Root Security
2 - 3 min read
Jul 30, 2000
Several tricks to avoid messing up your own box as root:
- When doing some complex command, try running it first in a non destructive way...especially commands that use globbing: e.g., you are going to do a rm foo*.bak, instead, first do: ls foo*.bak and make sure you are going to delete the files you think you are. Using echo in place of destructive commands also works.
- Provide your users with a default alias to the /bin/rm command to ask for confirmation for deletion of files.
- Only become root to do single specific tasks. If you find yourself trying to figure out how to do something, go back to a normal user shell until you are sure what needs to be done by root.

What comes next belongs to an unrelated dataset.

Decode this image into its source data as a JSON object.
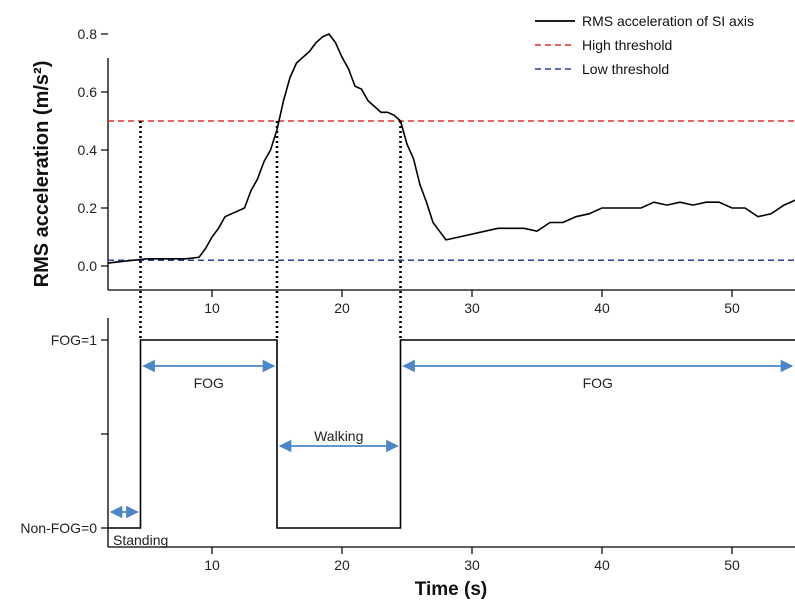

- The command path for the root user is very important. The command path, or the PATH environment variable, defines the location the shell searches for programs. Try and limit the command path for the root user as much as possible, and never use '.', meaning 'the current directory', in your PATH statement. Additionally, never have writable directories in your search path, as this can allow attackers to modify or place new binaries in your search path, allowing them to run as root the next time you run that command.
- Never use the rlogin/rsh/rexec (called the "r-utilities") suite of tools as root. They are subject to many sorts of attacks, and are downright dangerous run as root. Never create a .rhosts file for root.
- The /etc/securetty file contains a list of terminals that root can login from. By default (on Red Hat Linux) this is set to only the local virtual consoles (vtys). Be very careful of adding anything else to this file. You should be able to login remotely as your regular user account and then use su if you need to (hopefully over ssh or other encrypted channel), so there is no need to be able to login directly as root.
- Always be slow and deliberate running as root. Your actions could affect a lot of things. Think before you type!